To be sure, there will be no across-the-board rate hikes for everyone, and there's no reliable national data on how many people could see increases. But the biggest price hikes are expected to hit a group that represents a relatively small slice of the insured population. That includes some of the roughly 14 million people who buy their own insurance as opposed to being covered under employer-sponsored plans, and to a lesser extent, some employees of smaller companies.

The price increases are a downside of President Barack Obama's health care law, which is expected to expand coverage to nearly 30 million uninsured people. The massive law calls for a number of changes that could cause premiums for people who don't have coverage through a big employer to rise next year - at a time when health care costs already are expected to grow by 5 percent or more:

The Obama administration says the law balances added costs in several ways, including tax credits that will bring down what many consumers will pay for insurance.

"The health care law will bring down costs and save money for young people and families," said Erin Shields Britt, a spokeswoman for the Department of Health and Human Services. "It's misleading to look at one provision of the law alone. Taken together, the law will reduce costs."

The impact of some cost hikes will be wide ranging. The new premium tax, for instance, will affect individual insurance, some employer-sponsored coverage and Medicare Advantage policies, which are privately-run versions of the government's Medicare program for the elderly and disabled.

Other price hikes will vary due to factors like a person's current coverage and age. Young people who currently have low-cost coverage may see some of the biggest hikes.

In many states, insurers charge a 60-year-old customer $5 in premiums for every $1 they collect from a 24-year-old. The logic behind that is that older people use health care more and generate more expensive claims.

But the overhaul will narrow that ratio to 3-to-1. That alone could cause the premium for a 24-year-old who pays $1,200 annually to jump to $1,800, according to AHIP. Meanwhile, the 60-year-old who currently pays $6,000 will see a 10 percent drop in price.

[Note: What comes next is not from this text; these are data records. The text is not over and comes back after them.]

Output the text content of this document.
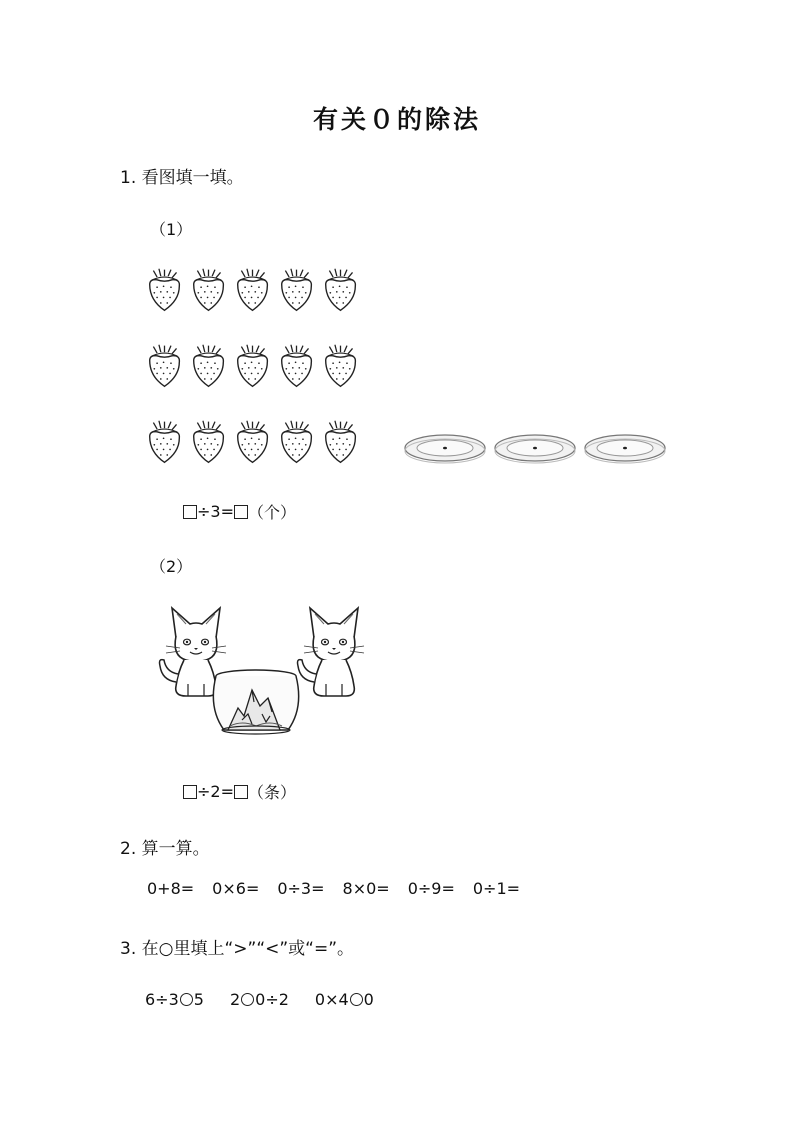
有关０的除法
1. 看图填一填。
（1）
÷3= （个）
（2）
÷2= （条）
2. 算一算。
0+8= 0×6= 0÷3= 8×0= 0÷9= 0÷1=
3. 在○里填上“>”“<”或“=”。
6÷3 5 2 0÷2 0×4 0
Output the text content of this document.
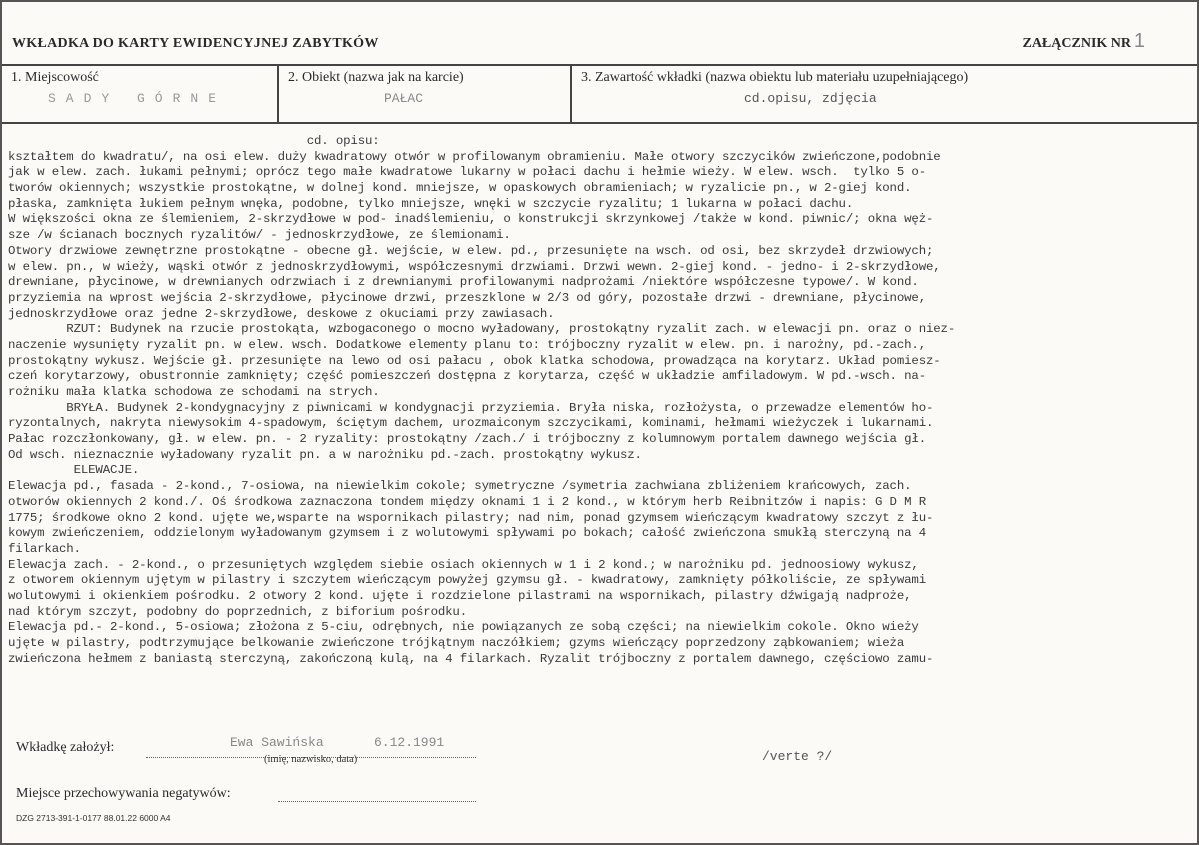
WKŁADKA DO KARTY EWIDENCYJNEJ ZABYTKÓW	ZAŁĄCZNIK NR 1
1. Miejscowość
SADY GÓRNE
2. Obiekt (nazwa jak na karcie)
PAŁAC
3. Zawartość wkładki (nazwa obiektu lub materiału uzupełniającego)
cd.opisu, zdjęcia
cd. opisu:
kształtem do kwadratu/, na osi elew. duży kwadratowy otwór w profilowanym obramieniu. Małe otwory szczycików zwieńczone,podobnie
jak w elew. zach. łukami pełnymi; oprócz tego małe kwadratowe lukarny w połaci dachu i hełmie wieży. W elew. wsch.  tylko 5 o-
tworów okiennych; wszystkie prostokątne, w dolnej kond. mniejsze, w opaskowych obramieniach; w ryzalicie pn., w 2-giej kond.
płaska, zamknięta łukiem pełnym wnęka, podobne, tylko mniejsze, wnęki w szczycie ryzalitu; 1 lukarna w połaci dachu.
W większości okna ze ślemieniem, 2-skrzydłowe w pod- inadślemieniu, o konstrukcji skrzynkowej /także w kond. piwnic/; okna węż-
sze /w ścianach bocznych ryzalitów/ - jednoskrzydłowe, ze ślemionami.
Otwory drzwiowe zewnętrzne prostokątne - obecne gł. wejście, w elew. pd., przesunięte na wsch. od osi, bez skrzydeł drzwiowych;
w elew. pn., w wieży, wąski otwór z jednoskrzydłowymi, współczesnymi drzwiami. Drzwi wewn. 2-giej kond. - jedno- i 2-skrzydłowe,
drewniane, płycinowe, w drewnianych odrzwiach i z drewnianymi profilowanymi nadprożami /niektóre współczesne typowe/. W kond.
przyziemia na wprost wejścia 2-skrzydłowe, płycinowe drzwi, przeszklone w 2/3 od góry, pozostałe drzwi - drewniane, płycinowe,
jednoskrzydłowe oraz jedne 2-skrzydłowe, deskowe z okuciami przy zawiasach.
RZUT: Budynek na rzucie prostokąta, wzbogaconego o mocno wyładowany, prostokątny ryzalit zach. w elewacji pn. oraz o niez-
naczenie wysunięty ryzalit pn. w elew. wsch. Dodatkowe elementy planu to: trójboczny ryzalit w elew. pn. i narożny, pd.-zach.,
prostokątny wykusz. Wejście gł. przesunięte na lewo od osi pałacu , obok klatka schodowa, prowadząca na korytarz. Układ pomiesz-
czeń korytarzowy, obustronnie zamknięty; część pomieszczeń dostępna z korytarza, część w układzie amfiladowym. W pd.-wsch. na-
rożniku mała klatka schodowa ze schodami na strych.
BRYŁA. Budynek 2-kondygnacyjny z piwnicami w kondygnacji przyziemia. Bryła niska, rozłożysta, o przewadze elementów ho-
ryzontalnych, nakryta niewysokim 4-spadowym, ściętym dachem, urozmaiconym szczycikami, kominami, hełmami wieżyczek i lukarnami.
Pałac rozczłonkowany, gł. w elew. pn. - 2 ryzality: prostokątny /zach./ i trójboczny z kolumnowym portalem dawnego wejścia gł.
Od wsch. nieznacznie wyładowany ryzalit pn. a w narożniku pd.-zach. prostokątny wykusz.
ELEWACJE.
Elewacja pd., fasada - 2-kond., 7-osiowa, na niewielkim cokole; symetryczne /symetria zachwiana zbliżeniem krańcowych, zach.
otworów okiennych 2 kond./. Oś środkowa zaznaczona tondem między oknami 1 i 2 kond., w którym herb Reibnitzów i napis: G D M R
1775; środkowe okno 2 kond. ujęte we,wsparte na wspornikach pilastry; nad nim, ponad gzymsem wieńczącym kwadratowy szczyt z łu-
kowym zwieńczeniem, oddzielonym wyładowanym gzymsem i z wolutowymi spływami po bokach; całość zwieńczona smukłą sterczyną na 4
filarkach.
Elewacja zach. - 2-kond., o przesuniętych względem siebie osiach okiennych w 1 i 2 kond.; w narożniku pd. jednoosiowy wykusz,
z otworem okiennym ujętym w pilastry i szczytem wieńczącym powyżej gzymsu gł. - kwadratowy, zamknięty półkoliście, ze spływami
wolutowymi i okienkiem pośrodku. 2 otwory 2 kond. ujęte i rozdzielone pilastrami na wspornikach, pilastry dźwigają nadproże,
nad którym szczyt, podobny do poprzednich, z biforium pośrodku.
Elewacja pd.- 2-kond., 5-osiowa; złożona z 5-ciu, odrębnych, nie powiązanych ze sobą części; na niewielkim cokole. Okno wieży
ujęte w pilastry, podtrzymujące belkowanie zwieńczone trójkątnym naczółkiem; gzyms wieńczący poprzedzony ząbkowaniem; wieża
zwieńczona hełmem z baniastą sterczyną, zakończoną kulą, na 4 filarkach. Ryzalit trójboczny z portalem dawnego, częściowo zamu-
Wkładkę założył:	Ewa Sawińska	6.12.1991
(imię, nazwisko, data)	/verte ?/
Miejsce przechowywania negatywów:
DZG 2713-391-1-0177 88.01.22 6000 A4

Gender also can be a factor in whether premiums go up or down. The law will prohibit insurers from setting different rates based on gender - something they currently do because women generally use more health care. Prices also may change depending on a person's current coverage. Many policies on the individual market exclude maternity coverage, but that will be considered an essential health benefit under the overhaul. That could mean higher prices.

Vikki Swanson, 49, of Newport Beach, Calif., resents that the added benefit may lead to higher costs for her. "I had a hysterectomy, I have no need for maternity coverage, but I have to now pay for it," she said.

As a self-employed accountant and financial analyst, Swanson has paid for her insurance coverage on the individual market for about 13 years. She watched her monthly premium climb from around $136 in 2001 to more than $600 before she could find cheaper coverage. She's frustrated that ther bill could go up more.

"I have to pay not only my own premium but I have to subsidize everybody else," she said.